Bertempat di kompleks BBJ, kawasan Palmerah, Jakarta Pusat, kegiatan yang berlangsung sepekan lebih itu dibuka dengan suasana meriah dan artistik. Drama tari dengan lakon “Lesungku” dipentaskan oleh Sanggar Tari Mulya Bhakti asal Indramayu, asuhan koreografer dan dalang perempuan Wangi Indriya.
Drama tari tersebut digali Indriya dari tari tradisi Grombyangan yang kini sudah hampir hilang, bahkan di daerah asalnya Indramayu. Berkisah tentang suasana desa ketika gerhana bulan, “Lesungku” dimainkan 20-an penari, perempuan dan laki-laki. Kaum pria tampil mengenakan baju pangsi hitam-hitam dan berikat kepala, sementara  para wanita berbusana kebaya dengan kain melilit pinggang.
Diiringi ketukan lesung dan tetabuhan alat-alat musik bambu dan tembang berbahasa Jawa Indramayu, empat orang remaja putri bercaping melenggak-lenggok di atas panggung. Dalam beberapa bagian, tetabuhan lesap digantikan alunan seruliing, menyeruakan suasana purba yang terasa mistis.
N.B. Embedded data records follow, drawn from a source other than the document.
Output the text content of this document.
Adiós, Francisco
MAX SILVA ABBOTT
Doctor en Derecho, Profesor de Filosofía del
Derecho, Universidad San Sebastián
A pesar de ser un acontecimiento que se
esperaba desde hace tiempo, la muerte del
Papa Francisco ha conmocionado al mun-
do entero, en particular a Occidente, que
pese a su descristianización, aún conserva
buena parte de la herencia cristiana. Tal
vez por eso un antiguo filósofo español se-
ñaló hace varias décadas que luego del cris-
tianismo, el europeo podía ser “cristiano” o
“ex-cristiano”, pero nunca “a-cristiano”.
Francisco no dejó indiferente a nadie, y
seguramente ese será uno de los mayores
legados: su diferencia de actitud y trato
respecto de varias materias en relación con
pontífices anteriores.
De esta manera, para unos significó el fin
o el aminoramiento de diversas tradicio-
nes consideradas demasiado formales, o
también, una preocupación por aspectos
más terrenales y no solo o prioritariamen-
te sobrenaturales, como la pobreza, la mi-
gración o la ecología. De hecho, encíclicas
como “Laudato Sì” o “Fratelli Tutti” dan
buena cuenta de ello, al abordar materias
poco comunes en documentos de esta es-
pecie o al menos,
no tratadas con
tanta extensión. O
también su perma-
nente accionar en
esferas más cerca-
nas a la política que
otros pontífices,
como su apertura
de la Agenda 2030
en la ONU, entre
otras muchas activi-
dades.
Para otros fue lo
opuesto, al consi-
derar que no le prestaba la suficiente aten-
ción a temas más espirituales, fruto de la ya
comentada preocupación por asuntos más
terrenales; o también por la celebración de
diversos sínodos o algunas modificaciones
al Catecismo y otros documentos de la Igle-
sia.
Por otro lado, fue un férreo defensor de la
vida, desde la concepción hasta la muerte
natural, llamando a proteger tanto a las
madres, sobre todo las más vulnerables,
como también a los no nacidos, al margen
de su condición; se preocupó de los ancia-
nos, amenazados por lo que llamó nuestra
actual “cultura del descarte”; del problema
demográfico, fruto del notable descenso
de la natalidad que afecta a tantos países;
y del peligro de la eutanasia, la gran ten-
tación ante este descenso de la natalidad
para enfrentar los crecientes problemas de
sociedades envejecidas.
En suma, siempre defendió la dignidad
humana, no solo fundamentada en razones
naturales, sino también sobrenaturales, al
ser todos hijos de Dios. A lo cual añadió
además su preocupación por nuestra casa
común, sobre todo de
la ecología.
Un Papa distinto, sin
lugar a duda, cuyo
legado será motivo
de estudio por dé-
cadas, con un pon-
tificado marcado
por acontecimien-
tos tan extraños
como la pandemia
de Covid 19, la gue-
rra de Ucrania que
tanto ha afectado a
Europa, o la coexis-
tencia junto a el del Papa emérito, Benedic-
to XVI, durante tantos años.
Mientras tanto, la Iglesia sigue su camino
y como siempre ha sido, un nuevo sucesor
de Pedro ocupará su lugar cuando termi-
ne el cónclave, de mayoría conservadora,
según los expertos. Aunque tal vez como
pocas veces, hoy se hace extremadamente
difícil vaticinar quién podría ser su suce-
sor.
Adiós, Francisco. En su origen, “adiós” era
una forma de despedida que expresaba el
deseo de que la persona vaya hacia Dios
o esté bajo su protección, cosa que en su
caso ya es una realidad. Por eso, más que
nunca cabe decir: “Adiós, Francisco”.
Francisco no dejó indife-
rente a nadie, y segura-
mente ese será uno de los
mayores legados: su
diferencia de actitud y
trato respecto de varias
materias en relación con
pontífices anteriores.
Dikisahkan, malam tiba-tiba gelap. Bunyi kentongan bertalu-talu, diikuti masuknya sejumlah pria ke atas panggung. “Telah terjadi gerhana, bulan di makan Betara Kala”. Begitu pergunjingan yang terjadi di antara mereka. Salah seorang dari mereka lalu tersadar bahwa istrinya tengah mengandung. Tergesa dia pulang menuju rumahnya.
Setiba di rumah, sang istri langsung dia suruh masuk ke bawah ranjang, sementara si lelaki menaburkan abu di atas tempat tidur. Begitulah sang koregrafer mengangkat sepenggal kepercayaan lokal ke atas panggung. Didukung oleh tata panggung yang artistik, dikelilingi oleh tanaman padi menguning serta orang-orangan sawah, penonton diajak merasakan suasana kehidupan leluhur pada zaman lampau.
Sementara itu, kesenian lain disuguhkan untuk publik di ruang pameran. Ada koleksi lukisan-lukisan kaca karya maestro seni lukis kaca asal Cirebon, Rastika. Sejalan dengan tema besar acara, sejumlah karya mengangkat tema petani yang diramu dengan kisah dan visualisasi dunia pewayangan.
Karya berjudul “Bima Meluku” (cat minyak pada kaca) menggambarkan kesatria Bima tengah membajak sawah bersama dua ekor kerbau berwarna merah muda, dengan latar belakang gunung biru dan mentari yang mengintip dari balik awan. Termasuk karya “Bima Meluku”, lukisan-lukisan Rastika yang ditampilkan sangat memikat, dengan warna dan komposisi gradasi yang memanjakan mata.   
Dua jenis karya lainnya, puluhan lukisan karya perupa Yogyakarta Herjaka HS, serta ‘wayang hama’ karya perupa Magelang Sujono, juga tidak kalah menariknya. Karya-karya Herjaka mengangkat tokoh Dewi Sri, sang dewi pelindung tanaman dalam bentuk karakter wayang. Sementara itu, ‘wayang hama’ karya Sudjono merupakan eksperimen atas rupa-rupa hama, semisal kinjeng, kepik, gasir, yang diangkat dalam bentuk wayang.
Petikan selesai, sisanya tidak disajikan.